Our west coast world is cool and damp and smells of wet leaves and fur. When it doesn’t rain for months and months we forget we live in a rain forest and we get used to the smell of sunny summer. Sun smells like heat, of course, but more than that it’s the smell of everything and everyone, all the open windows letting out fabric softener, shampoo, coffee, toast. We are aware of each other when it’s hot. It’s harder to hide in your house-cave — although it would be more practical.
I’ve been going for a morning walk every day this week, before the kids get up.
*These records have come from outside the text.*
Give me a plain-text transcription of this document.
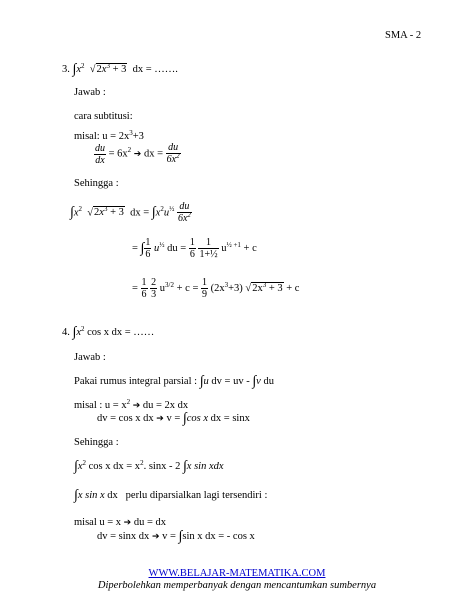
SMA - 2
3. $\int x^2$  $√2x^3 + 3$  dx = …….
Jawab :
cara subtitusi:
misal: $u = 2x^3+3$
$\frac{du}{dx} = 6x^2$ ➔ dx = $\frac{du}{6x^2}$
Sehingga :
$\int x^2$  $√2x^3 + 3$  dx = $\int x^2u^{\frac{1}{2}} \frac{du}{6x^2}$
= ∫ $\frac{1}{6} u^{\frac{1}{2}}$ du = $\frac{1}{6}$
$\frac{1}{\text{1+½}} u^{\frac{1}{2} +1} + c$
= $\frac{1}{6}$
$\frac{2}{3} u^{3/2} + c = \frac{1}{9} (2x^3+3) √2x^3 + 3 + c$
4. $\int x^2$ cos x dx = ……
Jawab :
Pakai rumus integral parsial : ∫u dv = uv - ∫v du
misal : $u = x^2$ ➔ du = 2x dx
dv = cos x dx ➔ v = ∫cos x dx = sinx
Sehingga :
$\int x^2$ cos x dx = $x^2$. sinx - 2 ∫x sin xdx
∫x sin x dx   perlu diparsialkan lagi tersendiri :
misal u = x ➔ du = dx
dv = sinx dx ➔ v = ∫sin x dx = - cos x
WWW.BELAJAR-MATEMATIKA.COM
Diperbolehkan memperbanyak dengan mencantumkan sumbernya
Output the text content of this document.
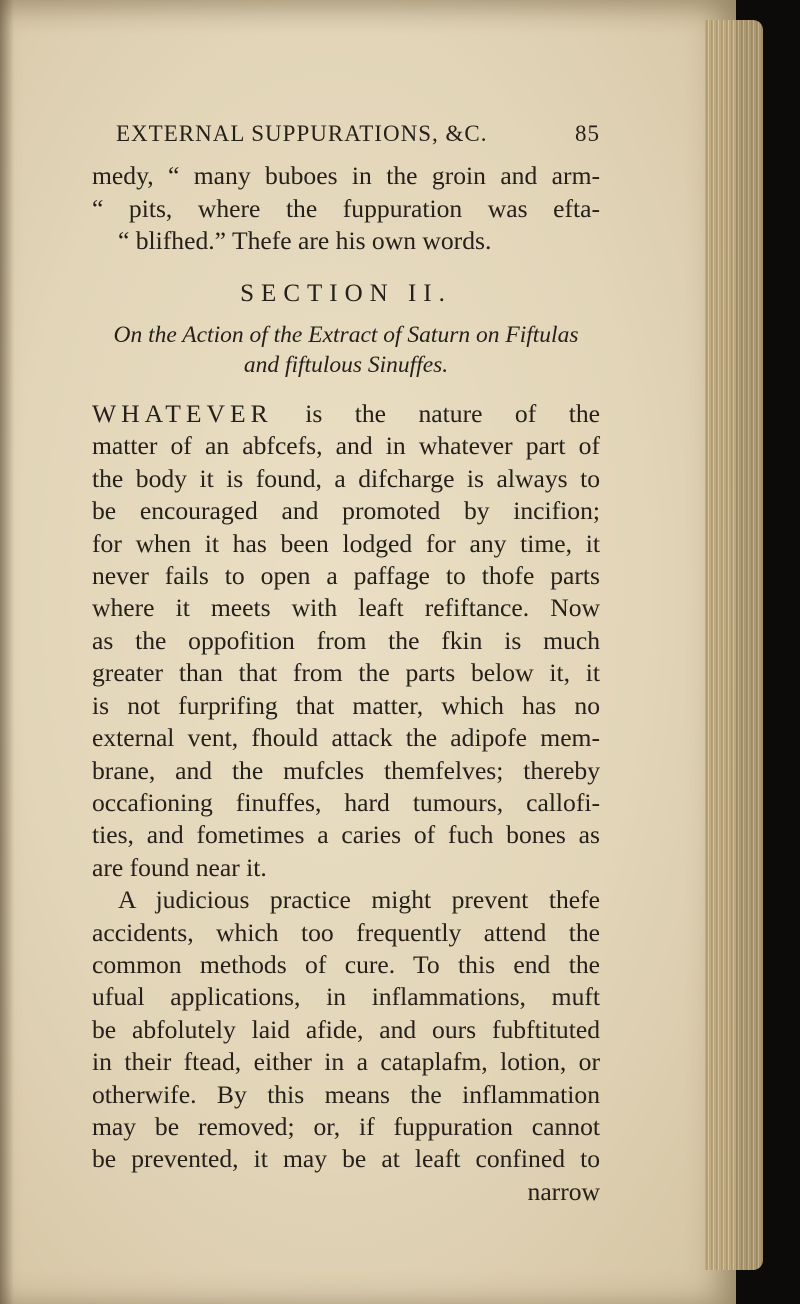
EXTERNAL SUPPURATIONS, &C.	85
medy, “ many buboes in the groin and arm-
“ pits, where the fuppuration was efta-
“ blifhed.” Thefe are his own words.
SECTION II.
On the Action of the Extract of Saturn on Fiftulas
and fiftulous Sinuffes.
WHATEVER is the nature of the
matter of an abfcefs, and in whatever part of
the body it is found, a difcharge is always to
be encouraged and promoted by incifion;
for when it has been lodged for any time, it
never fails to open a paffage to thofe parts
where it meets with leaft refiftance. Now
as the oppofition from the fkin is much
greater than that from the parts below it, it
is not furprifing that matter, which has no
external vent, fhould attack the adipofe mem-
brane, and the mufcles themfelves; thereby
occafioning finuffes, hard tumours, callofi-
ties, and fometimes a caries of fuch bones as
are found near it.
A judicious practice might prevent thefe
accidents, which too frequently attend the
common methods of cure. To this end the
ufual applications, in inflammations, muft
be abfolutely laid afide, and ours fubftituted
in their ftead, either in a cataplafm, lotion, or
otherwife. By this means the inflammation
may be removed; or, if fuppuration cannot
be prevented, it may be at leaft confined to
narrow
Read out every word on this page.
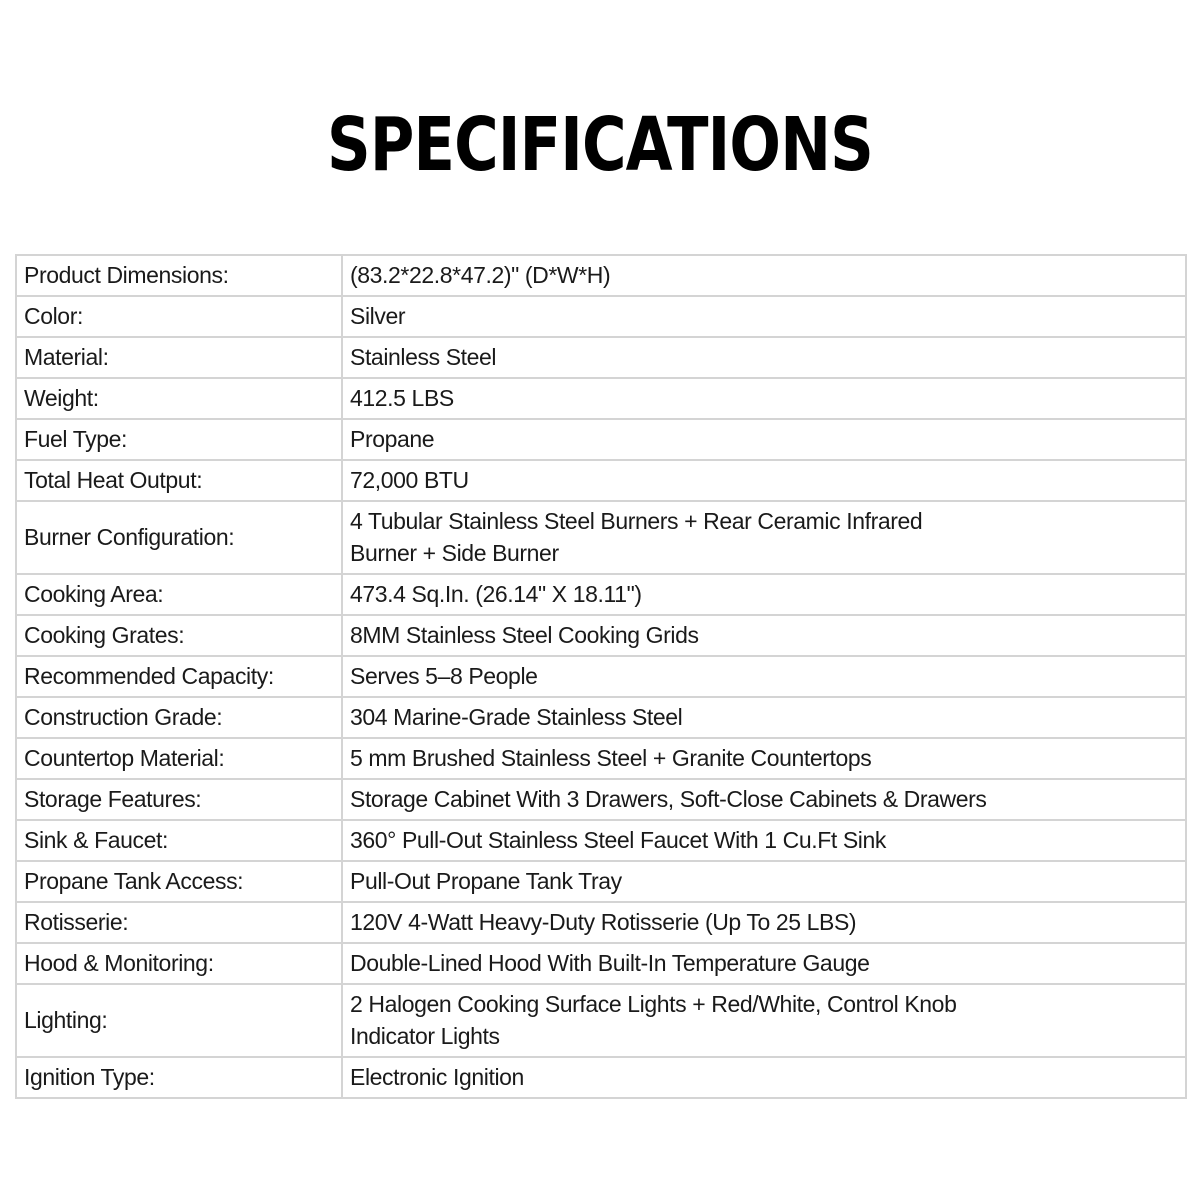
SPECIFICATIONS
Product Dimensions:	(83.2*22.8*47.2)" (D*W*H)
Color:	Silver
Material:	Stainless Steel
Weight:	412.5 LBS
Fuel Type:	Propane
Total Heat Output:	72,000 BTU
Burner Configuration:	4 Tubular Stainless Steel Burners + Rear Ceramic Infrared
Burner + Side Burner

Cooking Area:	473.4 Sq.In. (26.14" X 18.11")
Cooking Grates:	8MM Stainless Steel Cooking Grids
Recommended Capacity:	Serves 5–8 People
Construction Grade:	304 Marine-Grade Stainless Steel
Countertop Material:	5 mm Brushed Stainless Steel + Granite Countertops
Storage Features:	Storage Cabinet With 3 Drawers, Soft-Close Cabinets & Drawers
Sink & Faucet:	360° Pull-Out Stainless Steel Faucet With 1 Cu.Ft Sink
Propane Tank Access:	Pull-Out Propane Tank Tray
Rotisserie:	120V 4-Watt Heavy-Duty Rotisserie (Up To 25 LBS)
Hood & Monitoring:	Double-Lined Hood With Built-In Temperature Gauge
Lighting:	2 Halogen Cooking Surface Lights + Red/White, Control Knob
Indicator Lights

Ignition Type:	Electronic Ignition
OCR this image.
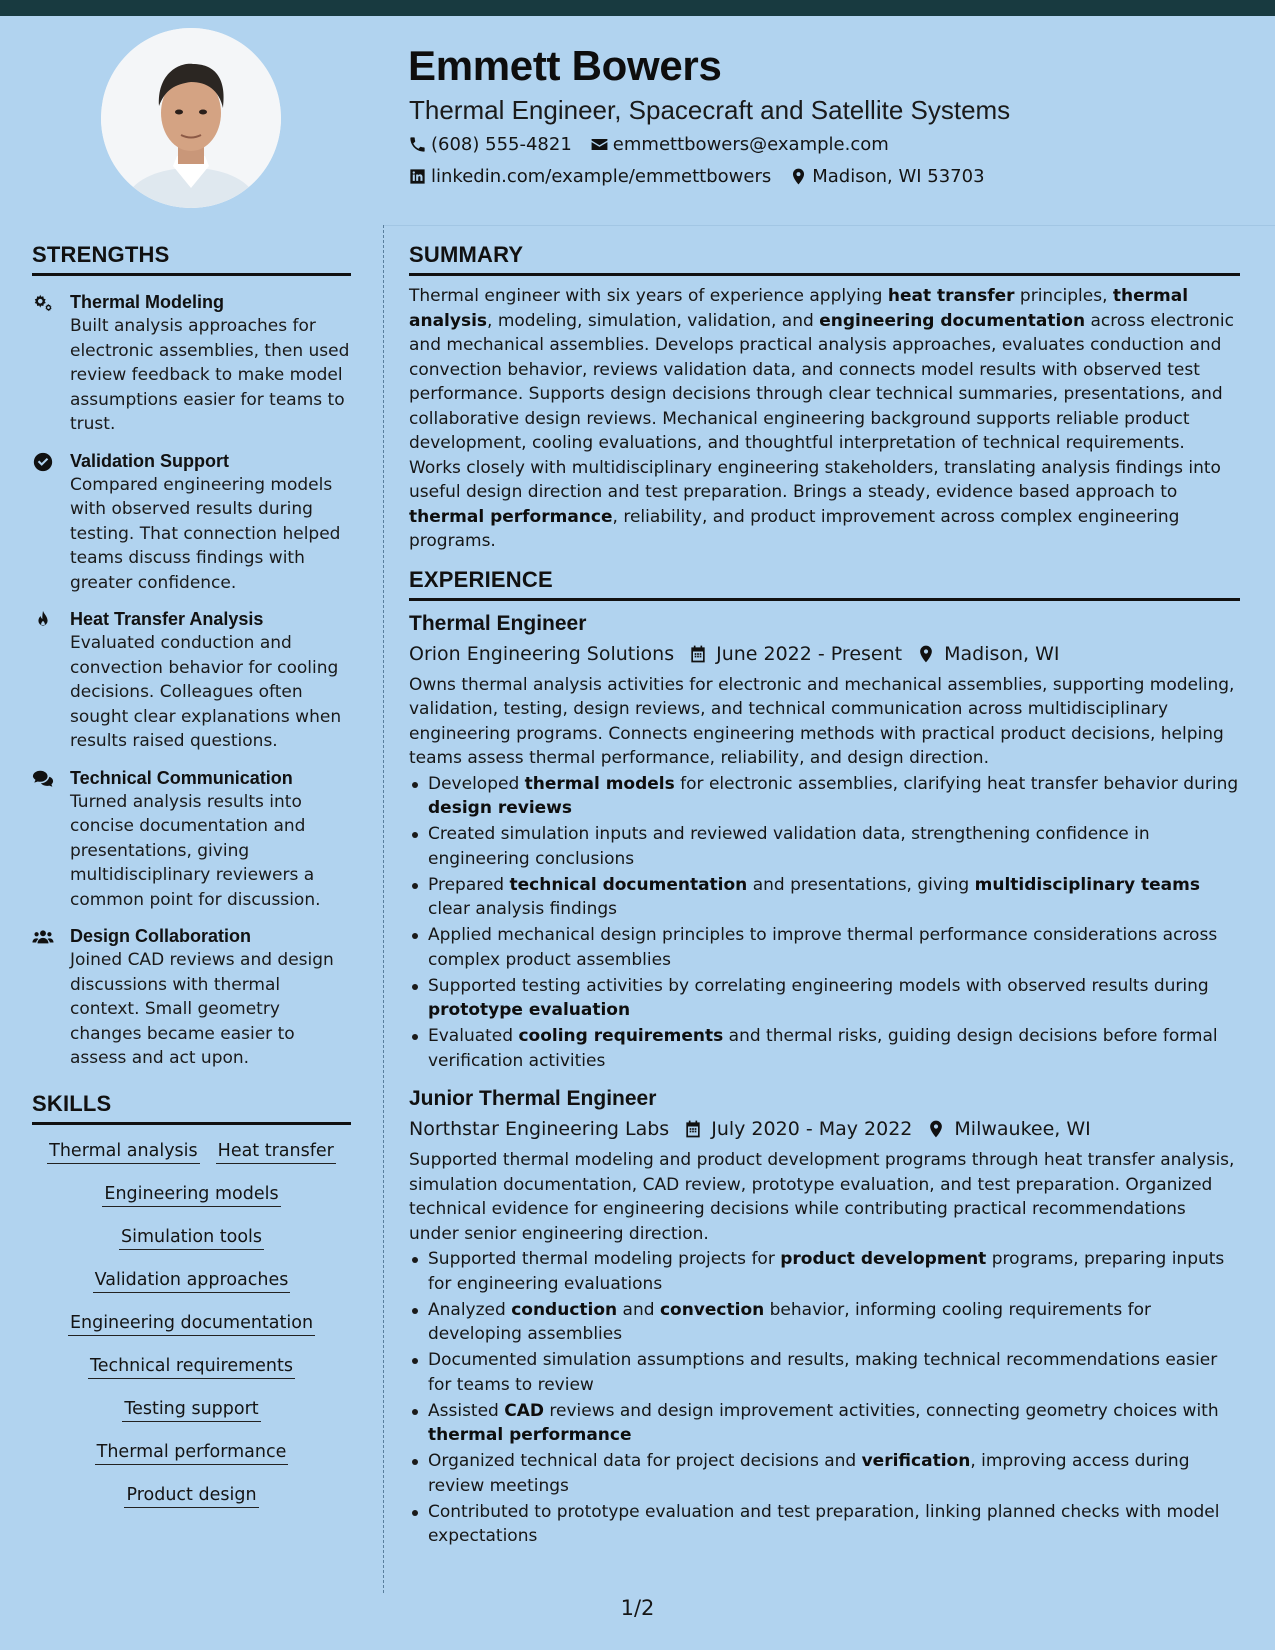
Emmett Bowers
Thermal Engineer, Spacecraft and Satellite Systems
(608) 555-4821 emmettbowers@example.com
linkedin.com/example/emmettbowers Madison, WI 53703
STRENGTHS
Thermal Modeling
Built analysis approaches for electronic assemblies, then used review feedback to make model assumptions easier for teams to trust.
Validation Support
Compared engineering models with observed results during testing. That connection helped teams discuss findings with greater confidence.
Heat Transfer Analysis
Evaluated conduction and convection behavior for cooling decisions. Colleagues often sought clear explanations when results raised questions.
Technical Communication
Turned analysis results into concise documentation and presentations, giving multidisciplinary reviewers a common point for discussion.
Design Collaboration
Joined CAD reviews and design discussions with thermal context. Small geometry changes became easier to assess and act upon.
SKILLS
Thermal analysis Heat transfer
Engineering models
Simulation tools
Validation approaches
Engineering documentation
Technical requirements
Testing support
Thermal performance
Product design
SUMMARY

Thermal engineer with six years of experience applying heat transfer principles, thermal analysis, modeling, simulation, validation, and engineering documentation across electronic and mechanical assemblies. Develops practical analysis approaches, evaluates conduction and convection behavior, reviews validation data, and connects model results with observed test performance. Supports design decisions through clear technical summaries, presentations, and collaborative design reviews. Mechanical engineering background supports reliable product development, cooling evaluations, and thoughtful interpretation of technical requirements. Works closely with multidisciplinary engineering stakeholders, translating analysis findings into useful design direction and test preparation. Brings a steady, evidence based approach to thermal performance, reliability, and product improvement across complex engineering programs.

EXPERIENCE
Thermal Engineer
Orion Engineering Solutions June 2022 - Present Madison, WI

Owns thermal analysis activities for electronic and mechanical assemblies, supporting modeling, validation, testing, design reviews, and technical communication across multidisciplinary engineering programs. Connects engineering methods with practical product decisions, helping teams assess thermal performance, reliability, and design direction.

Developed thermal models for electronic assemblies, clarifying heat transfer behavior during design reviews
Created simulation inputs and reviewed validation data, strengthening confidence in engineering conclusions
Prepared technical documentation and presentations, giving multidisciplinary teams clear analysis findings
Applied mechanical design principles to improve thermal performance considerations across complex product assemblies
Supported testing activities by correlating engineering models with observed results during prototype evaluation
Evaluated cooling requirements and thermal risks, guiding design decisions before formal verification activities
Junior Thermal Engineer
Northstar Engineering Labs July 2020 - May 2022 Milwaukee, WI

Supported thermal modeling and product development programs through heat transfer analysis, simulation documentation, CAD review, prototype evaluation, and test preparation. Organized technical evidence for engineering decisions while contributing practical recommendations under senior engineering direction.

Supported thermal modeling projects for product development programs, preparing inputs for engineering evaluations
Analyzed conduction and convection behavior, informing cooling requirements for developing assemblies
Documented simulation assumptions and results, making technical recommendations easier for teams to review
Assisted CAD reviews and design improvement activities, connecting geometry choices with thermal performance
Organized technical data for project decisions and verification, improving access during review meetings
Contributed to prototype evaluation and test preparation, linking planned checks with model expectations
1/2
Rather, before the kids are allowed out of their room, since if I tried to do anything before they got up I would have to be out at 5:45. It’s light at 6:25 or whenever I make it out of the house but there aren’t any people around; some people wait at bus stops and plenty of cars are swooshing by, but mostly I just walk quietly past peoples’ closed doors. One morning I could hear a shower running and it struck me how intimate a sound that is. The water I’m listening to is hitting a naked body. Showers have a unique sound; not like rain or a running tap. The distance the water travels, the thickness of the drops, whether they cascade past or drip all over a person before they hit the shower floor; all of these make a difference to what you hear when you hear a shower.
It makes me feel fond of people, to hear a shower through an open bathroom window, and feeling fond of people is such a nice way to start the day.